Indepth Arts News:
"Flat, Square, and on the Wall: Photographs by Peter Harris and Paintings by Adie Russell."
2002-08-16 until 2002-09-20
Fort Point Arts Community Gallery
Boston, MA,
USA United States of America
The FPAC Gallery is proud to present Peter Harris and Adie Russell in a two-person show entitled Flat, Square, and on
The Wall. This is the second show in a season juried by Annette Lemieux.
Peter Harris will be showing 5 large c-prints that continue his exploration of photography as a recording medium and the
photograph as a material object in and of itself. The photographs shown will include cloud/grid, wire, and recent macro
work. This work subverts the narrative/ subject oriented nature of the photograph. There is a push - pull between surface
and depth, background and foreground. The viewer cannot look through the surface to see “a picture of something” but
rather must confront the photograph as an entity.For those of you attuned to the distancing coolness of the Bechers and their
followers this work will be jarring. It is lush vibrant, and challenging. In a review of an earlier show by Harris, John Brister
writes, “ Equipped with a heightened visual expression, no longer are the images as open to interpretation. Their unabashed
persuasiveness is to his credit, an air-conditioning duct glows orange-red as if its heat were sexual...”

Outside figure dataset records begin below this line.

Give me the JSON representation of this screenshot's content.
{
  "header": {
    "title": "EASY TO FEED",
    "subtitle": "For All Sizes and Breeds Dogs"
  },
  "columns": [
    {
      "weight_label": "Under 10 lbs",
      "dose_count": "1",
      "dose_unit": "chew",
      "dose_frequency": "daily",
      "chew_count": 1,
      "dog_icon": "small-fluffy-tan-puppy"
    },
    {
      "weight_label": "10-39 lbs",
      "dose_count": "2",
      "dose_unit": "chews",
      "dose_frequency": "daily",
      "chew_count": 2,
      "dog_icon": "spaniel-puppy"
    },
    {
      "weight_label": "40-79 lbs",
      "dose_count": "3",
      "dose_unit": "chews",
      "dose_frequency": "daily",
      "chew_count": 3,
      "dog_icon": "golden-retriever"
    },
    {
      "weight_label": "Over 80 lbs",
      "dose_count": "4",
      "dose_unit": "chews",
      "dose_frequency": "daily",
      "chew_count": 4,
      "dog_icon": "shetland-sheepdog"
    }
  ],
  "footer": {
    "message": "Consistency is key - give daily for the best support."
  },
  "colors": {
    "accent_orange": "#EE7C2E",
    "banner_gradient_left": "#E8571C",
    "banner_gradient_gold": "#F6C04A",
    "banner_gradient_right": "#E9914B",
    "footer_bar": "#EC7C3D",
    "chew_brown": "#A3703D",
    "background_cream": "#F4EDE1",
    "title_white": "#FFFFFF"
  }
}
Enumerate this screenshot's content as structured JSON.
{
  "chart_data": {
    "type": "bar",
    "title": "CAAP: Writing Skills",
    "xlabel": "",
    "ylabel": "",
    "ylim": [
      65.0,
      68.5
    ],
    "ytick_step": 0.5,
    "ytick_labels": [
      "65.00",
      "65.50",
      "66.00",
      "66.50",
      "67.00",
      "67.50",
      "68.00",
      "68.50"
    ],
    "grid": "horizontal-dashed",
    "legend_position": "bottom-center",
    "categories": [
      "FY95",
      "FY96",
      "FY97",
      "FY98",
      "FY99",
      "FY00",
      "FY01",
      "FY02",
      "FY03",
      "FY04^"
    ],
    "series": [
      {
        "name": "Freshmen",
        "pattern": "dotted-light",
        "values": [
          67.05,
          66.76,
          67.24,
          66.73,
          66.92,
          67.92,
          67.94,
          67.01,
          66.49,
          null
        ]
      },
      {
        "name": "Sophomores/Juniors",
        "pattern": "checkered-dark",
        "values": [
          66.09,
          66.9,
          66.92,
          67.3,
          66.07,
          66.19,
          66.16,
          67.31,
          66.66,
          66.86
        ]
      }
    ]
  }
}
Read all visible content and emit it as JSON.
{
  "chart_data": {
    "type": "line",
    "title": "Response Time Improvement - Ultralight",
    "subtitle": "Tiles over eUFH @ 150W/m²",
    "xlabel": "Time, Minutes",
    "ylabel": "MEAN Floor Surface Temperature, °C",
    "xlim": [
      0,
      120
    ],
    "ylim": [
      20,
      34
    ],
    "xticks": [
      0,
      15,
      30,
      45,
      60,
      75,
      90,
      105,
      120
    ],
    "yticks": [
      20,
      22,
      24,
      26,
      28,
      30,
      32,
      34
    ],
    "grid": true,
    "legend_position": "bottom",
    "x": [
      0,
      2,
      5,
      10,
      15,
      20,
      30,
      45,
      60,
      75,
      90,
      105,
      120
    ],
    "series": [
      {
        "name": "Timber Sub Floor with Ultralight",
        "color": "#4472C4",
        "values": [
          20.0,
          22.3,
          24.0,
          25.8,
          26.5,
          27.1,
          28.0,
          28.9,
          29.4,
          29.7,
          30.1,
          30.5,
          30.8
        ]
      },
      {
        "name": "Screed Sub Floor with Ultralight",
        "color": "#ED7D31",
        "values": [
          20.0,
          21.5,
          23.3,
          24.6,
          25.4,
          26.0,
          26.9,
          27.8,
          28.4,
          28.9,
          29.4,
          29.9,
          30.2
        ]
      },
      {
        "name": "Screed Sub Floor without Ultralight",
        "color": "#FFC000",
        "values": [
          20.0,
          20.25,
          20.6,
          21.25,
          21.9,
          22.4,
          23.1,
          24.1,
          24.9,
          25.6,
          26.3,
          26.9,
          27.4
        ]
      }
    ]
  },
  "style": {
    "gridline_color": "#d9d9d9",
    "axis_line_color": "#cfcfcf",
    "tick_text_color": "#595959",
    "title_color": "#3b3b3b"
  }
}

Adie Russell’s paintings investigate the tension between order and chaos and the complex systems of logic that separate
the two. Russell uses abstracted shapes reminiscent of organic growth, either proliferating into an allover pattern, or as lush
vegetal entities.Juxtaposed are systems of colored dots, some adhering to and some deviating from the grid. The paintings
become a process of confining and expanding, ultimately searching for the narrow area where one becomes the other...order
vibrates into chaos and back into order again. Ms. Russell's five large paintings, as with Mr. Harris's photographs are not
academic exercises. They are part of a beautiful body of work; richly painted, witty, full of tension.
As a whole, this exhibition is a dialogue between the two artists in their respective media. They use similar devices to
achieve their goals, but these devices operate differently in photography and painting due to the expectations the viewer
brings to each media. The show’s success, apart from the response individual pieces generate, will be in this interplay. -How
the media diverge, where they meet, and whether, in this process, a fresh way of looking is inspired.